- Directed by: K. Vasu
- Written by: K. Nanjunda (dialogues)
- Screenplay by: K. Balachander
- Produced by: Hari Prasad A J V Prasad
- Starring: Jaggesh Rambha Abhijeeth
- Cinematography: S. Manohar
- Edited by: Suresh Urs
- Music by: Raj–Koti
- Production company: Dynamic Film Makers
- Release date: 8 January 1993;
- Running time: 119 minutes
- Country: India
- Language: Kannada

= Server Somanna =

Server Somanna is a 1993 Indian Kannada-language comedy film directed by K. Vasu. The film is an official remake of the 1964 Tamil film Server Sundaram. This film stars Jaggesh and Abhijeeth along with actress Rambha making her debut in Kannada.
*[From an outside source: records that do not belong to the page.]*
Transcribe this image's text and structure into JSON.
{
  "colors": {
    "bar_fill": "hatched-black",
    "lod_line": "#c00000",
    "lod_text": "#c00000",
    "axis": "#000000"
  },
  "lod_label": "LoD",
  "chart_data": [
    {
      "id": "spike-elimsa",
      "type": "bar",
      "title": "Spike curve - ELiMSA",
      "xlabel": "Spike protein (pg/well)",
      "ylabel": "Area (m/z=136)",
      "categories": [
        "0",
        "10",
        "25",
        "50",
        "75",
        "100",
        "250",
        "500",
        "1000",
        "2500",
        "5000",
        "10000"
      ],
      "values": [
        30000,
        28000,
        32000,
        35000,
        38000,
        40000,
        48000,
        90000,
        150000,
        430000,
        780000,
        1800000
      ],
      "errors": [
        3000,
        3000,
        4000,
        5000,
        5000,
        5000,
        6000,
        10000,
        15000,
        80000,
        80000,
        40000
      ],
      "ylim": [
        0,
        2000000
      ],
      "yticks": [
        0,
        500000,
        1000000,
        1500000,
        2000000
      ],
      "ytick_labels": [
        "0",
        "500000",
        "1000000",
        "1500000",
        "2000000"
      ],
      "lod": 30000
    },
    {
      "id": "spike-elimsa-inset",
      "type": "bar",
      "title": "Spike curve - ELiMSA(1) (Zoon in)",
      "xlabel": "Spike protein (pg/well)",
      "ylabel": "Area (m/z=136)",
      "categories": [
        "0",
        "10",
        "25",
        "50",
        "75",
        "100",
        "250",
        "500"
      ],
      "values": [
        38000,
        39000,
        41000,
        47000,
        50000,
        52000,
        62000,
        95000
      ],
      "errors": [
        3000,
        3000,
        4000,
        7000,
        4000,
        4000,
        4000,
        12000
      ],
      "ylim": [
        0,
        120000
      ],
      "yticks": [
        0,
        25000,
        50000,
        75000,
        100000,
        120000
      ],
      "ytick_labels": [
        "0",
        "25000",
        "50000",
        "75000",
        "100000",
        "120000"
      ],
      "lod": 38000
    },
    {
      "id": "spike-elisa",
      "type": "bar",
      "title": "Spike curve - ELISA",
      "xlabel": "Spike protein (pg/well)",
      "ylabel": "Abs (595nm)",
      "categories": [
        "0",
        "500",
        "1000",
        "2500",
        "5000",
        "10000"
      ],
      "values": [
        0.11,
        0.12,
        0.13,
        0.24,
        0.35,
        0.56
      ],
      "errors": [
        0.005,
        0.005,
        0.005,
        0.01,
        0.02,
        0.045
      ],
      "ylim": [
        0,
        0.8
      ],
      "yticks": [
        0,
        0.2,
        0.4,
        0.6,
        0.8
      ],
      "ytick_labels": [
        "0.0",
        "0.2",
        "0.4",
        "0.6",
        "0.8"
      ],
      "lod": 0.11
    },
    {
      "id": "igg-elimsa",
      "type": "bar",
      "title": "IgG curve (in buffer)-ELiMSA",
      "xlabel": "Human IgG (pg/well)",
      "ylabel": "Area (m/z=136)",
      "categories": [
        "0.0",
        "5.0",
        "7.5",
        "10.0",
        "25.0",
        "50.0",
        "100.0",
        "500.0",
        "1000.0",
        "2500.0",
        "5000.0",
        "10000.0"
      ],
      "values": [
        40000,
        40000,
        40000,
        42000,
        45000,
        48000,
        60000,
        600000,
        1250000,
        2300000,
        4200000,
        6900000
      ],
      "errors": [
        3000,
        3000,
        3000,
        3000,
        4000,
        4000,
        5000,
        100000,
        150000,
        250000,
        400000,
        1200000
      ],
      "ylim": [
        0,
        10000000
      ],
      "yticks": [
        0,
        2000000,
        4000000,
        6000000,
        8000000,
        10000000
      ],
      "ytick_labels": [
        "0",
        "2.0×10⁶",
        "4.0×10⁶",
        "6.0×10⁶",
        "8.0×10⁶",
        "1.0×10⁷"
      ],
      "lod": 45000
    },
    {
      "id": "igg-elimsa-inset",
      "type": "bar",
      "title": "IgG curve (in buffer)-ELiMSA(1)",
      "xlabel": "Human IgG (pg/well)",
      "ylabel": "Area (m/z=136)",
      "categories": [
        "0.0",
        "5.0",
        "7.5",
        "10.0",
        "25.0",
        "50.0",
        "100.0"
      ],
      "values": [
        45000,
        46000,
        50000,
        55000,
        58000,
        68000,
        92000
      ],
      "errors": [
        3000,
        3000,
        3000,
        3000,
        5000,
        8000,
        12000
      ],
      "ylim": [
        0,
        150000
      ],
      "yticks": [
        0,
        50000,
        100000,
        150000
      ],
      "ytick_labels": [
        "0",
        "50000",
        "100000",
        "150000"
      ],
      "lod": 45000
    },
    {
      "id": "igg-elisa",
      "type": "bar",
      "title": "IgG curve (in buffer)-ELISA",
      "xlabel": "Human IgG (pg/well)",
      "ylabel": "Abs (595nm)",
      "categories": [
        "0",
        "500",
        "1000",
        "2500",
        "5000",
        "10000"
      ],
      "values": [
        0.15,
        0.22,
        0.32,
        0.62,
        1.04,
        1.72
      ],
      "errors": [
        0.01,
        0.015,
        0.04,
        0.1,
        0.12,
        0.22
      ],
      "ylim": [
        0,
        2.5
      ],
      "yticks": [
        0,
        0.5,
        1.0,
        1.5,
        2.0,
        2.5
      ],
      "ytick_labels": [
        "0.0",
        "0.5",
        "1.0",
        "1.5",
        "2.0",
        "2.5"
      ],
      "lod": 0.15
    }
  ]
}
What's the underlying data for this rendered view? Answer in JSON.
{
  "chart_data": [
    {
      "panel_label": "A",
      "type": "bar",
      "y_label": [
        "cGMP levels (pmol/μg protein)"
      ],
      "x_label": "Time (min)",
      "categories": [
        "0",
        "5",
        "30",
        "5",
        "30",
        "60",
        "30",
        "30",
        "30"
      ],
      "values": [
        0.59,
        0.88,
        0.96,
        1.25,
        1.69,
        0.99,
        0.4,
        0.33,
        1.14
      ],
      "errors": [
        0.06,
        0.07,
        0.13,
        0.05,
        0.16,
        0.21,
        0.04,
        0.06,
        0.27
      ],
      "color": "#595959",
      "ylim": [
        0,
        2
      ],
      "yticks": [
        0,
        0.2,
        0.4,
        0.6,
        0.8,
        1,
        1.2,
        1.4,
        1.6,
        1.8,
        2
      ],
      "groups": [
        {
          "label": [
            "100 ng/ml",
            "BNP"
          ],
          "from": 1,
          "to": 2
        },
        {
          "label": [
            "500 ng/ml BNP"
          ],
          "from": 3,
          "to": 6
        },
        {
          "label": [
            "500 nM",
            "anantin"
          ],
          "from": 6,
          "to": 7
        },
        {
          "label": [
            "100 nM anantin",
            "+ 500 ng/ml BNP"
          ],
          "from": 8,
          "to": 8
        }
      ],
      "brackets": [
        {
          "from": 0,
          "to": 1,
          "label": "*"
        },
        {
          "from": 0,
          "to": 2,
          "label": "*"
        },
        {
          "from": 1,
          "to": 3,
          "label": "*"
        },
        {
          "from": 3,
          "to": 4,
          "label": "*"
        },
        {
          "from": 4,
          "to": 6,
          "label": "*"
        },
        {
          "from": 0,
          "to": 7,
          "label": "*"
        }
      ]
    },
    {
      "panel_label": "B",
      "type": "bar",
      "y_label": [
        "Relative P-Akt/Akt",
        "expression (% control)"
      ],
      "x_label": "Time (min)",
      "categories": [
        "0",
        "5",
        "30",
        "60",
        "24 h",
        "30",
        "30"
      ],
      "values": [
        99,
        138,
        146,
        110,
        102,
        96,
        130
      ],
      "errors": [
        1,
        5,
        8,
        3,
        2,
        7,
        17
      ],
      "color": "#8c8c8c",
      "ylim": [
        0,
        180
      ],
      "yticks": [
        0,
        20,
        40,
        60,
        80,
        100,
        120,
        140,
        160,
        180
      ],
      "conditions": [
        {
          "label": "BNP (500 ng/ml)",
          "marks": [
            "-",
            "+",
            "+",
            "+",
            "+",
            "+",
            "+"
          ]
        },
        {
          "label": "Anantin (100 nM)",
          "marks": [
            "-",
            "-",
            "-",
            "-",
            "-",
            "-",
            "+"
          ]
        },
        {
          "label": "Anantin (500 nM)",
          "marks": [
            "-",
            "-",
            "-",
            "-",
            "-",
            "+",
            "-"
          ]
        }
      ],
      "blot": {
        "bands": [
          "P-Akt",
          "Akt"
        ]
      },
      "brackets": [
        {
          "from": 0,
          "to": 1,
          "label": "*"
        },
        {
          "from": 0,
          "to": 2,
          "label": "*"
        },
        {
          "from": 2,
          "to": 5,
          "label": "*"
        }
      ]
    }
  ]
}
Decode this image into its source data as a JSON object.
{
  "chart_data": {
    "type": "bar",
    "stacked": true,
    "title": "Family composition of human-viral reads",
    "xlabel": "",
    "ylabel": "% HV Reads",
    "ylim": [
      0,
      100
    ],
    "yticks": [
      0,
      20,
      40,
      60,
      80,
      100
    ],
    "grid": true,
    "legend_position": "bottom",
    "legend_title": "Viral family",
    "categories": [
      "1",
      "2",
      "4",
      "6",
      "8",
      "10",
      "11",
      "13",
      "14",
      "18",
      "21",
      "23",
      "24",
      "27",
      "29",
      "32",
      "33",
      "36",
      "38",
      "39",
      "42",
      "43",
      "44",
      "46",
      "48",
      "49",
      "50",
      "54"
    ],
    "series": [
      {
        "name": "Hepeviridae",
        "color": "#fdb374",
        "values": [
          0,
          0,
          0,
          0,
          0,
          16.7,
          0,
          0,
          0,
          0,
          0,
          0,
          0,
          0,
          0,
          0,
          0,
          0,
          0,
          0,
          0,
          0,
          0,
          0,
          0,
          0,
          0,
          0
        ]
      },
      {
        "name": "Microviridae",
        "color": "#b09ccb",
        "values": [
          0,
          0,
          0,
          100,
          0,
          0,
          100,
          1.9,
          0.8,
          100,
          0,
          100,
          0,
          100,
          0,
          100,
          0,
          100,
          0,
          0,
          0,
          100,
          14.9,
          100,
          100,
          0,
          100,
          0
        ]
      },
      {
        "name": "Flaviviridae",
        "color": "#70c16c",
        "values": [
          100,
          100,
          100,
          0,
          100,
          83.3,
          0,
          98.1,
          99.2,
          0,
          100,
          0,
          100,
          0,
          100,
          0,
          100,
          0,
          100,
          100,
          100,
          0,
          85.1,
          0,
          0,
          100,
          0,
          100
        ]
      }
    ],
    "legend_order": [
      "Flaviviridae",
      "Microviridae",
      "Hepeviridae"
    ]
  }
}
The film was a blockbuster at the box office.

== Production ==
The film marked the Kannada debut of Telugu film director K. Vasu, who was known for introducing Chiranjeevi in Pranam Khareedu (1978).

==Soundtrack==

| # | Title | Singer(s) |
|---|---|---|
| 1 | "Naane Server Somanna" | S. P. Balasubrahmanyam |
| 2 | "Aakasha Malethanthu" | S. P. Balasubrahmanyam, Manjula Gururaj |
| 3 | "Ho Rabba" | S. P. Balasubrahmanyam, Malgudi Subha |
| 4 | "I Like Your Innocence" | S. P. Balasubrahmanyam, Malgudi Subha |
| 5 | "Eddelu Eddelu" | S. P. Balasubrahmanyam |

==Impact==
Jaggesh's wife Parimala calls this film her favorite film of his because Somanna's struggles mimicked his real life struggles but called Kalidasa Kannada Meshtru (2019) a close second. Meghana Gaonkar, who would go on to pair opposite Jaggesh in Kalidasa Kannada Meshtru, said that she liked the film as a child and had a crush on his character.